Equilibrium Constant Calculations

The Equilibrium Constant ($K_{eq}$): This value represents the ratio of the mathematical product of the concentrations (or pressures) of the reaction products to those of the reactants, each raised to the power of their stoichiometric coefficients.

$K_c$ vs. $K_p$: Calculations are typically performed using molarity ($mol \cdot dm^{-3}$) for aqueous or gaseous systems, denoted as $K_c$, or using partial pressures for gaseous systems, denoted as $K_p$.

The Law of Mass Action: For a general reversible reaction $aA + bB \rightleftharpoons cC + dD$, the equilibrium expression is defined as $K = \frac{[C]^c [D]^d}{[A]^a [B]^b}$, where square brackets denote equilibrium concentrations.

Exclusion of Pure Phases: Pure solids ($s$) and pure liquids ($l$) are excluded from the equilibrium expression because their effective concentrations (activities) remain constant throughout the reaction.

Initial (I): The first step involves listing the starting concentrations or pressures of all species before the reaction begins, often with products starting at zero.

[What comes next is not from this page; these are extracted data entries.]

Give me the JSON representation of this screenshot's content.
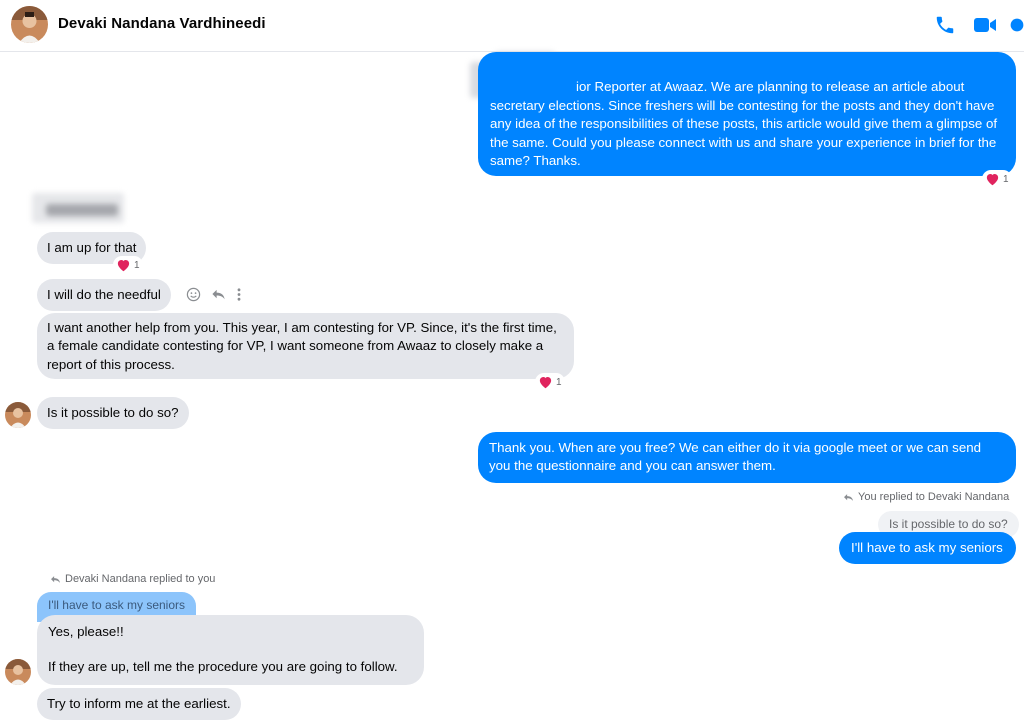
{
  "header": {
    "contact_name": "Devaki Nandana Vardhineedi",
    "call_icon": "phone-icon",
    "video_icon": "video-camera-icon",
    "accent_color": "#0084ff"
  },
  "messages": {
    "m1": "ior Reporter at Awaaz. We are planning to release an article about secretary elections. Since freshers will be contesting for the posts and they don't have any idea of the responsibilities of these posts, this article would give them a glimpse of the same. Could you please connect with us and share your experience in brief for the same? Thanks.",
    "m1_reaction_count": "1",
    "m2": "I am up for that",
    "m2_reaction_count": "1",
    "m3": "I will do the needful",
    "m4": "I want another help from you. This year, I am contesting for VP. Since, it's the first time, a female candidate contesting for VP, I want someone from Awaaz to closely make a report of this process.",
    "m4_reaction_count": "1",
    "m5": "Is it possible to do so?",
    "m6": "Thank you. When are you free? We can either do it via google meet or we can send you the questionnaire and you can answer them.",
    "m7_reply_note": "You replied to Devaki Nandana",
    "m7_quote": "Is it possible to do so?",
    "m7": "I'll have to ask my seniors",
    "m8_reply_note": "Devaki Nandana replied to you",
    "m8_quote": "I'll have to ask my seniors",
    "m8_line1": "Yes, please!!",
    "m8_line2": "If they are up, tell me the procedure you are going to follow.",
    "m9": "Try to inform me at the earliest."
  },
  "icons": {
    "reaction": "heart-icon",
    "react_button": "smiley-icon",
    "reply_button": "reply-arrow-icon",
    "more_button": "vertical-dots-icon"
  }
}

Change (C): This row tracks the shift toward equilibrium using a variable $x$, where the change for each species is proportional to its stoichiometric coefficient (e.g., $-2x$ for a reactant with a coefficient of 2).

Equilibrium (E): The final row represents the sum of the Initial and Change rows ($E = I + C$), providing the algebraic expressions used in the equilibrium constant formula.

Solving for $x$: Once the equilibrium expressions are substituted into the $K$ formula, algebraic methods (such as the quadratic formula or approximations for very small $K$ values) are used to find the value of $x$.

Partial Pressure Fundamentals: In a mixture of gases, the partial pressure of an individual gas is the pressure it would exert if it occupied the container alone.

Mole Fraction Approach: Partial pressure ($P_i$) can be calculated by multiplying the mole fraction of the gas (moles of gas $i$ divided by total moles) by the total pressure of the system ($P_{total}$).

$K_p$ Expression: Similar to $K_c$, the $K_p$ expression uses partial pressures: $K_p = \frac{(P_C)^c (P_D)^d}{(P_A)^a (P_B)^b}$.

Units of $K_p$: The units for $K_p$ depend on the difference in the number of moles of gaseous products and reactants, typically expressed in $Pa$, $kPa$, or $atm$ raised to the appropriate power.

The Reaction Quotient ($Q$): $Q$ is calculated using the same formula as $K$, but with concentrations or pressures measured at any specific moment in time, not necessarily at equilibrium.

Predicting Direction: Comparing $Q$ to $K$ determines which way the reaction will shift to reach equilibrium.

Verify the Balanced Equation: Always ensure the chemical equation is balanced before writing the $K$ expression, as coefficients directly become exponents.

Check the Phase Labels: Be vigilant for $(s)$ and $(l)$ symbols; including these in your calculation is a frequent source of error.

Volume Consistency: When given moles and volume, always convert to concentration ($mol \cdot dm^{-3}$) before substituting into the $K_c$ expression, unless the volume terms cancel out.

Significant Figures: Match the precision of your final $K$ value to the least precise measurement provided in the problem (usually 2 or 3 significant figures).